Supporting LGBTQI+ Students Starts with Listening: MHFA Strategies for Schools
“One of the most courageous things you can do for another person is to hold space for their truth.”
— adapted from Brené Brown
Listening as a Practice of Inclusion
Every day in schools, students are telling us who they are. Sometimes they do it through bold expression. Other times through silence. Behind the laughter, the anxiety, or the quiet withdrawal, there is a message: see me, hear me, know me.
For LGBTQI+ youth, revealing their identity or reaching out for support is not only brave. It can feel life-altering. The courage it takes to say, “This is me,” deserves a response that is grounded in respect and emotional presence.
This Pride Month, let’s return to one of the most meaningful tools in the Mental Health First Aid (MHFA) approach: the art of listening. Not just listening to respond, but listening to understand and to honour another human’s experience.
Why Listening Matters More for LGBTQI+ Youth
LGBTQI+ young people do not struggle with mental health because of who they are. They struggle more often because of what they face.
According to The Trevor Project (2023):
Students who experienced strong support at school were far less likely to attempt suicide than those who did not.
Over 70% of LGBTQI+ youth reported symptoms of anxiety or depression.
Only one in three felt their school affirmed their identity.
When a young person says, “I don’t feel safe,” or “I don’t feel seen,” our response can either build a bridge or deepen the silence. Listening becomes a form of care. It becomes protective.
What MHFA Teaches Us About Listening
At the heart of MHFA is the ALGEE action plan:
Approach the person and assess for risk
Listen non-judgementally
Give reassurance and information
Encourage appropriate professional help
Encourage self-help and other supports
Let us pause at Step 2. Listening non-judgementally is not just a technique. It is an act of emotional bravery.
Listening Is Not Fixing
To listen well is not to offer a solution. It is to create a space where someone feels safe enough to tell the truth.
It means:
Allowing silence, even when it feels uncomfortable
Responding with presence, not performance
Saying, “That sounds really difficult,” instead of “Here’s what you should do”
Trusting that being there, without needing to steer the conversation, can be the most generous thing we offer
For LGBTQI+ students, this kind of listening communicates something powerful: You are not a problem to be solved.
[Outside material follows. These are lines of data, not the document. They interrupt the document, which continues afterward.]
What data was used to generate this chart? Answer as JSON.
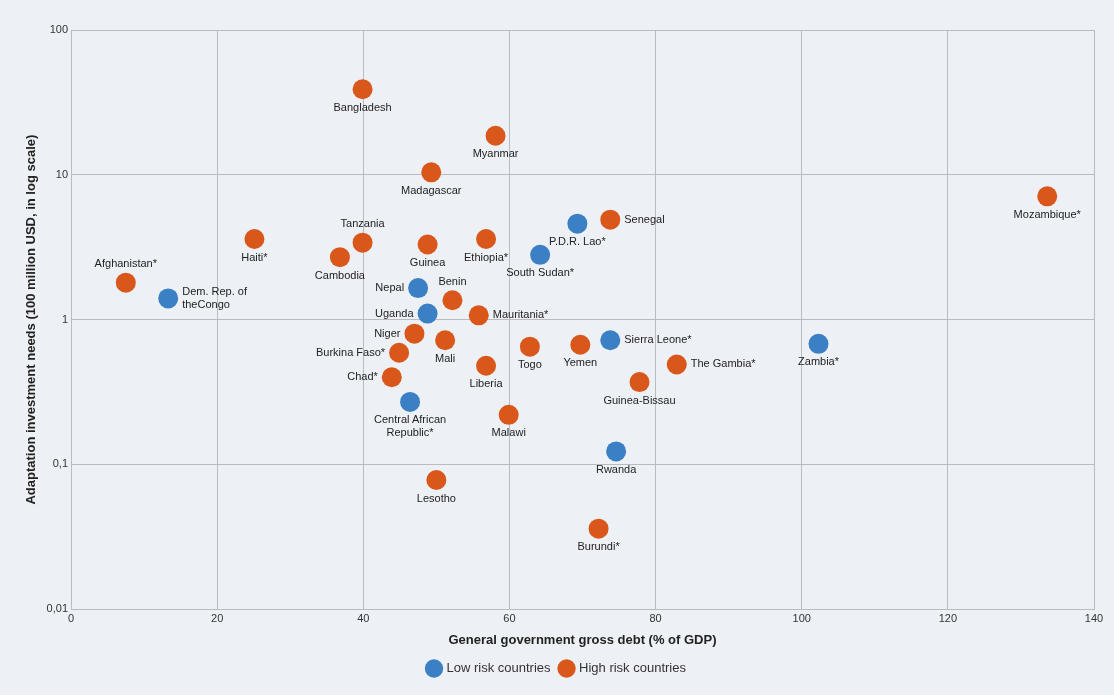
{
  "chart_data": {
    "type": "scatter",
    "xlabel": "General government gross debt (% of GDP)",
    "ylabel": "Adaptation investment needs (100 million USD, in log scale)",
    "log": "y",
    "grid": true,
    "legend": "bottom",
    "marker": "circle",
    "xlim": [
      0,
      140
    ],
    "xticks": [
      0,
      20,
      40,
      60,
      80,
      100,
      120,
      140
    ],
    "ylim": [
      0.01,
      100
    ],
    "yticks": [
      {
        "value": 0.01,
        "label": "0,01"
      },
      {
        "value": 0.1,
        "label": "0,1"
      },
      1,
      10,
      100
    ],
    "series": [
      {
        "name": "Low risk countries",
        "color": "#3b7fc4",
        "x": [
          13.3,
          64.2,
          69.3,
          47.5,
          48.8,
          46.4,
          73.8,
          102.3,
          74.6
        ],
        "values": [
          1.4,
          2.8,
          4.6,
          1.65,
          1.1,
          0.27,
          0.72,
          0.68,
          0.123
        ]
      },
      {
        "name": "High risk countries",
        "color": "#d9571b",
        "x": [
          39.9,
          58.1,
          49.3,
          39.9,
          36.8,
          25.1,
          7.5,
          48.8,
          56.8,
          73.8,
          133.6,
          52.2,
          55.8,
          47,
          51.2,
          44.9,
          43.9,
          56.8,
          62.8,
          69.7,
          82.9,
          77.8,
          59.9,
          50,
          72.2
        ],
        "values": [
          39,
          18.6,
          10.4,
          3.4,
          2.7,
          3.6,
          1.8,
          3.3,
          3.6,
          4.9,
          7.1,
          1.36,
          1.07,
          0.8,
          0.72,
          0.59,
          0.4,
          0.48,
          0.65,
          0.67,
          0.49,
          0.37,
          0.22,
          0.078,
          0.036
        ]
      }
    ],
    "annotations": [
      {
        "text": "Bangladesh",
        "x": 39.9,
        "y": 39
      },
      {
        "text": "Myanmar",
        "x": 58.1,
        "y": 18.6
      },
      {
        "text": "Madagascar",
        "x": 49.3,
        "y": 10.4
      },
      {
        "text": "Tanzania",
        "x": 39.9,
        "y": 3.4
      },
      {
        "text": "Cambodia",
        "x": 36.8,
        "y": 2.7
      },
      {
        "text": "Haiti*",
        "x": 25.1,
        "y": 3.6
      },
      {
        "text": "Afghanistan*",
        "x": 7.5,
        "y": 1.8
      },
      {
        "text": "Dem. Rep. of theCongo",
        "x": 13.3,
        "y": 1.4
      },
      {
        "text": "Guinea",
        "x": 48.8,
        "y": 3.3
      },
      {
        "text": "Ethiopia*",
        "x": 56.8,
        "y": 3.6
      },
      {
        "text": "South Sudan*",
        "x": 64.2,
        "y": 2.8
      },
      {
        "text": "P.D.R. Lao*",
        "x": 69.3,
        "y": 4.6
      },
      {
        "text": "Senegal",
        "x": 73.8,
        "y": 4.9
      },
      {
        "text": "Mozambique*",
        "x": 133.6,
        "y": 7.1
      },
      {
        "text": "Nepal",
        "x": 47.5,
        "y": 1.65
      },
      {
        "text": "Uganda",
        "x": 48.8,
        "y": 1.1
      },
      {
        "text": "Benin",
        "x": 52.2,
        "y": 1.36
      },
      {
        "text": "Mauritania*",
        "x": 55.8,
        "y": 1.07
      },
      {
        "text": "Niger",
        "x": 47,
        "y": 0.8
      },
      {
        "text": "Mali",
        "x": 51.2,
        "y": 0.72
      },
      {
        "text": "Burkina Faso*",
        "x": 44.9,
        "y": 0.59
      },
      {
        "text": "Chad*",
        "x": 43.9,
        "y": 0.4
      },
      {
        "text": "Central African Republic*",
        "x": 46.4,
        "y": 0.27
      },
      {
        "text": "Liberia",
        "x": 56.8,
        "y": 0.48
      },
      {
        "text": "Togo",
        "x": 62.8,
        "y": 0.65
      },
      {
        "text": "Yemen",
        "x": 69.7,
        "y": 0.67
      },
      {
        "text": "Sierra Leone*",
        "x": 73.8,
        "y": 0.72
      },
      {
        "text": "The Gambia*",
        "x": 82.9,
        "y": 0.49
      },
      {
        "text": "Guinea-Bissau",
        "x": 77.8,
        "y": 0.37
      },
      {
        "text": "Zambia*",
        "x": 102.3,
        "y": 0.68
      },
      {
        "text": "Malawi",
        "x": 59.9,
        "y": 0.22
      },
      {
        "text": "Rwanda",
        "x": 74.6,
        "y": 0.123
      },
      {
        "text": "Lesotho",
        "x": 50,
        "y": 0.078
      },
      {
        "text": "Burundi*",
        "x": 72.2,
        "y": 0.036
      }
    ]
  }
}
You are a person to be witnessed.
“Thank you for telling me. That took courage. I am honoured you trusted me.”
What Not to Say — And Why It Matters
Even well-meant phrases can land with unintended harm. When someone shares their truth, they are watching closely for whether you believe them.
What’s Often Said:
“Are you sure?” —> Suggests doubt and undermines trust
“It’s just a phase.” —> Dismisses identity and questions validity
“We don’t need to label things.” —> May feel like erasure when labels offer clarity and affirmation
Try instead:
“However you identify, I’m with you.”
“Thank you for trusting me with this. How can I support you better?”
A Real-Life Moment: When a Student Comes Out
Jamie, age 14, tells you they are non-binary. They say they feel overwhelmed by being misgendered at school.
An MHFA-informed response might look like this:
Create a quiet space. Make time without distractions.
Let Jamie speak. Use their words, not your assumptions.
Respond gently. “It sounds like this has been weighing on you.”
Affirm them. “Thank you for being open. I’m here for you.”
Offer support. “Would it help if I spoke to other staff on your behalf?”
Respect confidentiality. Only share if safety is at risk.
These moments matter. They tell a student whether they can come closer or need to pull away.
What Schools Can Do — Beyond the Conversation
Support is not just one person’s job. Schools can intentionally create cultures of safety and affirmation.
Visible Allyship: Display LGBTQI+ affirming posters. Use pronoun badges. Include queer histories in lessons.
Language Matters: Use inclusive terms and chosen names as standard, not exceptions.
Safe Staff Members: Ensure students know who they can go to. MHFA-trained staff should be easy to find.
Ongoing Learning: Make inclusive mental health training part of the school’s DNA, not just an annual workshop.
Final Reflection: Listening Is a Form of Care
You do not need to have all the answers. You do not need to be a therapist or an expert on gender and sexuality.
What you do need is willingness. Willingness to sit with discomfort. To honour emotion without judgement. To trust that presence (kind, open, and consistent) is powerful.
In a world that too often says “You are too much” or “You don’t belong,” your listening could be the moment that says, You are exactly enough.